The Gazette has blown up that model as a step toward disaggregating the entire business into a set of collaborating entities.  In theory, some of those entities could be spun off as separate businesses without changing the dynamics — arguably, a fully-digital news and information entity wouldn’t want to be encumbered with the iron and steel of printing, packaging and distribution.

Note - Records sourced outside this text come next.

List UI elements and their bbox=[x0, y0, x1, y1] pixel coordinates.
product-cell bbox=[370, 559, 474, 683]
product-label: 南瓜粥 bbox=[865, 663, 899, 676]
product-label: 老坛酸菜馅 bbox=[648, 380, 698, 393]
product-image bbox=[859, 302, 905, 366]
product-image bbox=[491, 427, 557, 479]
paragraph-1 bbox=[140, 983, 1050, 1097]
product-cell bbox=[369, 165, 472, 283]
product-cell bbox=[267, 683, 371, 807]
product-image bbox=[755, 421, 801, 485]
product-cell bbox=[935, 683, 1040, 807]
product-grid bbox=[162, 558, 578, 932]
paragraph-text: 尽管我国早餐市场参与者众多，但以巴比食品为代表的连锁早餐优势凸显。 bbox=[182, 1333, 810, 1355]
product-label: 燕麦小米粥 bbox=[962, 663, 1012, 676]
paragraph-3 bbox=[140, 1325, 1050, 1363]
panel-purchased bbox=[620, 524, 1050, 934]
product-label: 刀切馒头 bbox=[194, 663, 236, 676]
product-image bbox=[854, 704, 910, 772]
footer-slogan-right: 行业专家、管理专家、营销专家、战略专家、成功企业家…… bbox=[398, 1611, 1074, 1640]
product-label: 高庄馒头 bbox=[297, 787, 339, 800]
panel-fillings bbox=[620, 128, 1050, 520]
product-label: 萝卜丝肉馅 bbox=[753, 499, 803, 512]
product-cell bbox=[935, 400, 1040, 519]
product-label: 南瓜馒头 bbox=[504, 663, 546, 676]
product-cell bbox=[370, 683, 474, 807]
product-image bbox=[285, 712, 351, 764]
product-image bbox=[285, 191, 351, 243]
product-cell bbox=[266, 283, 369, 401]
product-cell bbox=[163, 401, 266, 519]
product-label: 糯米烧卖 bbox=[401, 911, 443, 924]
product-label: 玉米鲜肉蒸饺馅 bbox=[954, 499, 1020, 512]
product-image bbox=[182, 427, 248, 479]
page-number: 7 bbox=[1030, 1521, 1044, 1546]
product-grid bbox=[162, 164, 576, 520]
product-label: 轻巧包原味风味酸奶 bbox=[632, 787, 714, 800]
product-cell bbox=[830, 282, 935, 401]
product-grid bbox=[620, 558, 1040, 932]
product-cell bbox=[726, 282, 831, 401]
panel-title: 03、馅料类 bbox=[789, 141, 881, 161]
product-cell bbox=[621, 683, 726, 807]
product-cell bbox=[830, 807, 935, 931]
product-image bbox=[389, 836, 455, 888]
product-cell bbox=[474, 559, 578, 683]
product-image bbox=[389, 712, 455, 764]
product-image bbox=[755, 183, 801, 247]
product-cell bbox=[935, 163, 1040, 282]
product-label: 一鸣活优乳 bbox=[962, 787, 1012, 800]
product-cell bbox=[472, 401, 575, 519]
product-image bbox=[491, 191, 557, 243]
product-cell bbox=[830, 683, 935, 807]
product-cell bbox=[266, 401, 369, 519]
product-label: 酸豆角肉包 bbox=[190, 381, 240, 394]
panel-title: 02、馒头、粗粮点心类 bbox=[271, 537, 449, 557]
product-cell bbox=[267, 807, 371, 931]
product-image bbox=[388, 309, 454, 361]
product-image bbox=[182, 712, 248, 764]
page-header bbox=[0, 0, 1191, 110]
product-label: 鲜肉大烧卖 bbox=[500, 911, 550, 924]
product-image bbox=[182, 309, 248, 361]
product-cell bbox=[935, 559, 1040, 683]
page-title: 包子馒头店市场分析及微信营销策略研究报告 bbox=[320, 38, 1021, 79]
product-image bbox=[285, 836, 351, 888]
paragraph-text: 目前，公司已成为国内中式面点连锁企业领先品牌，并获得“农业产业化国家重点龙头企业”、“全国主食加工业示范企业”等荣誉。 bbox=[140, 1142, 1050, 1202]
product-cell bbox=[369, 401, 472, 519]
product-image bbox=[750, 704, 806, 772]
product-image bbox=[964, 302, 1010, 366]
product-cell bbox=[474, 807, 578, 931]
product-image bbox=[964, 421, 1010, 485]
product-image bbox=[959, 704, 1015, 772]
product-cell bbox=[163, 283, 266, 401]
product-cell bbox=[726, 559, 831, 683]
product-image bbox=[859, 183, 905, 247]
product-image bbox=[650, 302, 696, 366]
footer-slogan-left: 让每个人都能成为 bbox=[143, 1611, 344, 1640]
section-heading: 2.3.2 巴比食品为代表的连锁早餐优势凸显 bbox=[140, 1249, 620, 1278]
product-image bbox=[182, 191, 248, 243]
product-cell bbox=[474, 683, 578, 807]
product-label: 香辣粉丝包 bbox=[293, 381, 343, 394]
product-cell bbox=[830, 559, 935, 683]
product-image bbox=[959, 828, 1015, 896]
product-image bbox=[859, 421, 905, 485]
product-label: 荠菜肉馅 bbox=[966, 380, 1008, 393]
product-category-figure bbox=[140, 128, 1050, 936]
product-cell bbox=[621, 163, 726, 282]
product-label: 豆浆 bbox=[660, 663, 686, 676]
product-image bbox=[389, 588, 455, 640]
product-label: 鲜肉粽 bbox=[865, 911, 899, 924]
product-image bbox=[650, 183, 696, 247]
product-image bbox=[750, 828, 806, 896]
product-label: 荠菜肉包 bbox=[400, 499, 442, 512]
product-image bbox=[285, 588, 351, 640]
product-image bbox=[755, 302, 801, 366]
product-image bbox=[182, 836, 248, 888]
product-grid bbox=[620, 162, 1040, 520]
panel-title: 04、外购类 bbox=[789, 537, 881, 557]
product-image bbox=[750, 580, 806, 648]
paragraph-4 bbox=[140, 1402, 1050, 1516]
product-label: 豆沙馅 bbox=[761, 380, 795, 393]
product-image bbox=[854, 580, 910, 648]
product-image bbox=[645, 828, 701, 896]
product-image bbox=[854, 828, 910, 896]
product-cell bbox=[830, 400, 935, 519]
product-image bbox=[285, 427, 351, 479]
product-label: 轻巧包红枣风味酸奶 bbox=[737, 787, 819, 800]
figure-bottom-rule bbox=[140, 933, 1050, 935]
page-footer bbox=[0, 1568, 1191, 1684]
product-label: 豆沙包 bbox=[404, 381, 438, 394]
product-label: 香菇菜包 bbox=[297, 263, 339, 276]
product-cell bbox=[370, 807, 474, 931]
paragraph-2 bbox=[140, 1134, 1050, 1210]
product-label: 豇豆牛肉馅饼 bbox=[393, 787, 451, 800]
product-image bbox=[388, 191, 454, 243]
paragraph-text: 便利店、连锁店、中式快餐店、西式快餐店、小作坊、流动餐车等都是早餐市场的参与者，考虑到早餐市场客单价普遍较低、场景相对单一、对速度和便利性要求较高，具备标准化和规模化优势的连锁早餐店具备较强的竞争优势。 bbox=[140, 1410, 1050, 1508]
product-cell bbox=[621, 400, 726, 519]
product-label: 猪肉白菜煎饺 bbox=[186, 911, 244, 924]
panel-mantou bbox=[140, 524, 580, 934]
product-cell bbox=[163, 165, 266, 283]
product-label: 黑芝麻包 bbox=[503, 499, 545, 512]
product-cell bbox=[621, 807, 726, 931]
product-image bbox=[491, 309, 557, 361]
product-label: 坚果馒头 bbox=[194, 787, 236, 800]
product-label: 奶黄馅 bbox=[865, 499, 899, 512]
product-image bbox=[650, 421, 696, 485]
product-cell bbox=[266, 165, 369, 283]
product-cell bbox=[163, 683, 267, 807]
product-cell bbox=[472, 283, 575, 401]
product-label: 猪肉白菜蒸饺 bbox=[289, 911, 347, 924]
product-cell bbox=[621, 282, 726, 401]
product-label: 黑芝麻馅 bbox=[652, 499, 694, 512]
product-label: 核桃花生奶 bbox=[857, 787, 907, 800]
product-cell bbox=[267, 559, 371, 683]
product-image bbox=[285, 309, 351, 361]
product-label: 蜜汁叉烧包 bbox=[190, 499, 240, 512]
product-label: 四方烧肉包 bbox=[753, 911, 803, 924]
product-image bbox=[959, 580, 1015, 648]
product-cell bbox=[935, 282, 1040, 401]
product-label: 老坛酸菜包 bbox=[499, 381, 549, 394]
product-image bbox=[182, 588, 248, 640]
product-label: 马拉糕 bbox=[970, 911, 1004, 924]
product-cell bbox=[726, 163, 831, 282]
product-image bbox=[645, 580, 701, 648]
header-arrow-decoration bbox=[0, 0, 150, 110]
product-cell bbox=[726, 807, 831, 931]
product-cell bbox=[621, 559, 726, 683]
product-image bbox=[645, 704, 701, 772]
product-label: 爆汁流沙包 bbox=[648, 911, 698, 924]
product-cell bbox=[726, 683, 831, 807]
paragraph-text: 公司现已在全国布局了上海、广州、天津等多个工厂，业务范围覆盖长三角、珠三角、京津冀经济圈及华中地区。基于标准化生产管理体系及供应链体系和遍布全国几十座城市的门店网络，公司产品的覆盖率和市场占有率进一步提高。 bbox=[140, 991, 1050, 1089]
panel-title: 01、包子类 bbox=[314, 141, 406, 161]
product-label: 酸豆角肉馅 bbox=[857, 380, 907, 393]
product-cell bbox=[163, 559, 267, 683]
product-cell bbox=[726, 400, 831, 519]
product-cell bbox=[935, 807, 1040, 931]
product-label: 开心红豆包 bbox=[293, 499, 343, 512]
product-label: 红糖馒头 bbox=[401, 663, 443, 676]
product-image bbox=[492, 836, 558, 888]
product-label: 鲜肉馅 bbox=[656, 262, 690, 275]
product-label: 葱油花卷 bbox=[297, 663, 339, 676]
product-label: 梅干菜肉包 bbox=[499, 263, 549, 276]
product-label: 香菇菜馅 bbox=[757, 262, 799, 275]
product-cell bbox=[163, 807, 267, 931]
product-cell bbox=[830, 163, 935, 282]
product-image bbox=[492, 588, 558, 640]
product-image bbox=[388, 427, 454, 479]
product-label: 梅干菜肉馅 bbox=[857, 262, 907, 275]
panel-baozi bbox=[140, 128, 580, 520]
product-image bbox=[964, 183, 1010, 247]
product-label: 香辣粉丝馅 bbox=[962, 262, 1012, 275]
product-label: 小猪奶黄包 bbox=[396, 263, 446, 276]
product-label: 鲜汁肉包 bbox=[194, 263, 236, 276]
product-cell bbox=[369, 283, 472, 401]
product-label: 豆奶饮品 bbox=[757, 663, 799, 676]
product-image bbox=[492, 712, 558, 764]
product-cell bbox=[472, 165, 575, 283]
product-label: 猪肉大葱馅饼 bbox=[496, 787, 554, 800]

Flip through Peters’ presentation (and follow his blog) to the recent NAA MediaXChange to get an understanding of the company-wide reorganization.  (For a clearer view of the “superblog” slide, click here.)  The changes envisioned in Cedar Rapids include:

  • Moving from being communications media to becoming social media
  • Interacting strongly with, and strengthening, the communities that form around the content
  • Abandoning a control model and creating a collaboration model
  • Changing the company culture from “franchise” mode to “startup” mode, and from “authority” to “transparency”
  • Focus on connecting people, not on the technology

In effect, Buttry’s content unit will be an online-only news entity just like the new Seattle P-I, MinnPost, Voice of San Diego, and others, but with this difference: it will be part of a forward-thinking organization in which content can be remixed and republished in multiple ways to reach audiences through traditional print products, niche publications, multiple web sites and social networks.  This is a news startup to add to your watch list.

One final thought: The notion of a news enterprise consisting of a set of collaborating units operating in startup mode also suggest the potential for other online-only news startups to fashion a Cedar Rapids model by entering collaborations with printers and others to find additional distribution channels and revenue streams.

POSTED     March 18, 2009, 9:22 a.m.